Miss Slessor worked from cock-crow till star-shine. And what was the grand object of all her striving and ordeals? One who knew her well stated, “It was for souls she was always hungering.” One night she walked twelve miles through the bush to reach a dying woman and rescue her twins from death. As life ebbed away, the poor woman who had experienced so much of cruelty as a slave and the disgrace of giving birth to twins, listened wistfully as Mary told of a Saviour’s love and of a heaven of happiness to be forever her portion, if in sincerity she would heed the gracious invitation of Mary’s favorite text: “He that heareth my words and believeth … is passed from death unto life.”
Mary rescued hundreds of twin babies thrown out into the forest, prevented many wars, stopped the practice of trying to determine guilt by the poison ordeal, healed the sick, and unweariedly told the people about the great God of love whose Son came to earth to die on the cross that poor sinful human beings might have eternal life. The Master she loved and served so ardently crowned her labors by permitting her to establish a number of churches and to see hundreds of erstwhile savages partake of the sacred emblems of their Saviour’s death.
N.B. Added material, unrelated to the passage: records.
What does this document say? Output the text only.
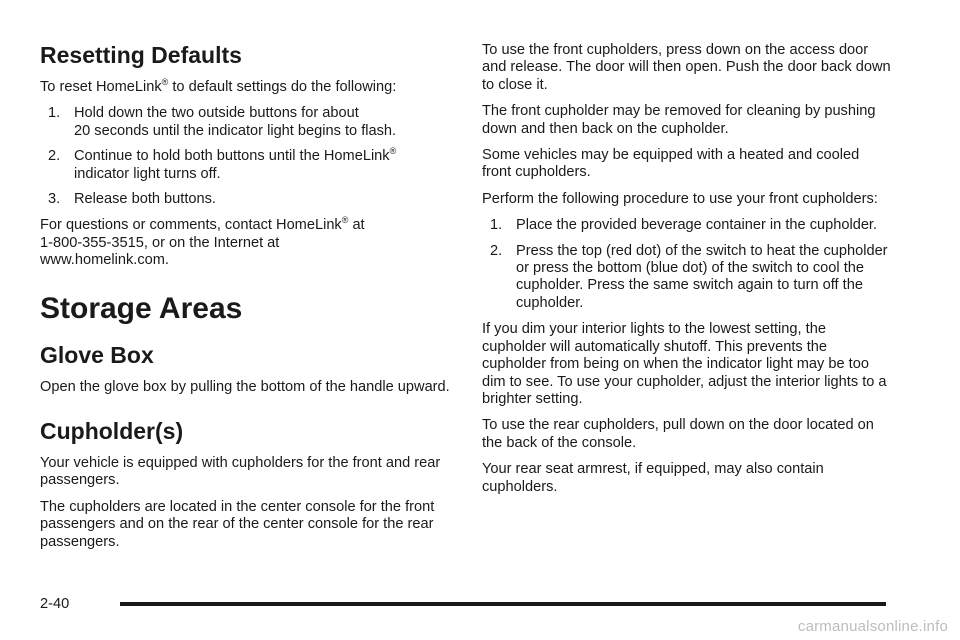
Resetting Defaults

To reset HomeLink® to default settings do the following:

1. Hold down the two outside buttons for about
20 seconds until the indicator light begins to flash.
2. Continue to hold both buttons until the HomeLink®
indicator light turns off.
3. Release both buttons.

For questions or comments, contact HomeLink® at
1-800-355-3515, or on the Internet at
www.homelink.com.

Storage Areas
Glove Box

Open the glove box by pulling the bottom of the handle upward.

Cupholder(s)

Your vehicle is equipped with cupholders for the front and rear passengers.

The cupholders are located in the center console for the front passengers and on the rear of the center console for the rear passengers.

To use the front cupholders, press down on the access door and release. The door will then open. Push the door back down to close it.

The front cupholder may be removed for cleaning by pushing down and then back on the cupholder.

Some vehicles may be equipped with a heated and cooled front cupholders.

Perform the following procedure to use your front cupholders:

1. Place the provided beverage container in the cupholder.
2. Press the top (red dot) of the switch to heat the cupholder or press the bottom (blue dot) of the switch to cool the cupholder. Press the same switch again to turn off the cupholder.

If you dim your interior lights to the lowest setting, the cupholder will automatically shutoff. This prevents the cupholder from being on when the indicator light may be too dim to see. To use your cupholder, adjust the interior lights to a brighter setting.

To use the rear cupholders, pull down on the door located on the back of the console.

Your rear seat armrest, if equipped, may also contain cupholders.

2-40
carmanualsonline.info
Shortly before her death, January 13, 1915, she said to her twins, now grown to young manhood and womanhood: “Never talk about the cold hand of death. It is the hand of Christ. For I am persuaded, with the apostle Paul, that neither death, nor life, nor angels, nor principalities, nor powers, nor things present, nor things to come, nor height, nor depth, nor any other creature, shall be able to separate us from the love of God which is in Christ Jesus our Lord.” Another time she said, “The time of the singing of birds is where Christ is.” For Mary Slessor, the winter was past, the tempests were over and the time of the singing of the birds had come. At the last she was thinking of the love of Christ and the glories of life eternal.
Mary Slessor, the Queen of Calabar, was constrained to offer to her Lord her very best, and with gladness she broke the alabaster box of her consecrated life and gave the precious ointment to Him for the redemption of many in Africa. “Life is so grand and eternity is so real,” she had said. When she crossed over the river, she carried an armful of precious sheaves, gathered amidst much toil and tribulation, and she received from the hand of her adored Lord the soul-winner’s “crown of rejoicing.”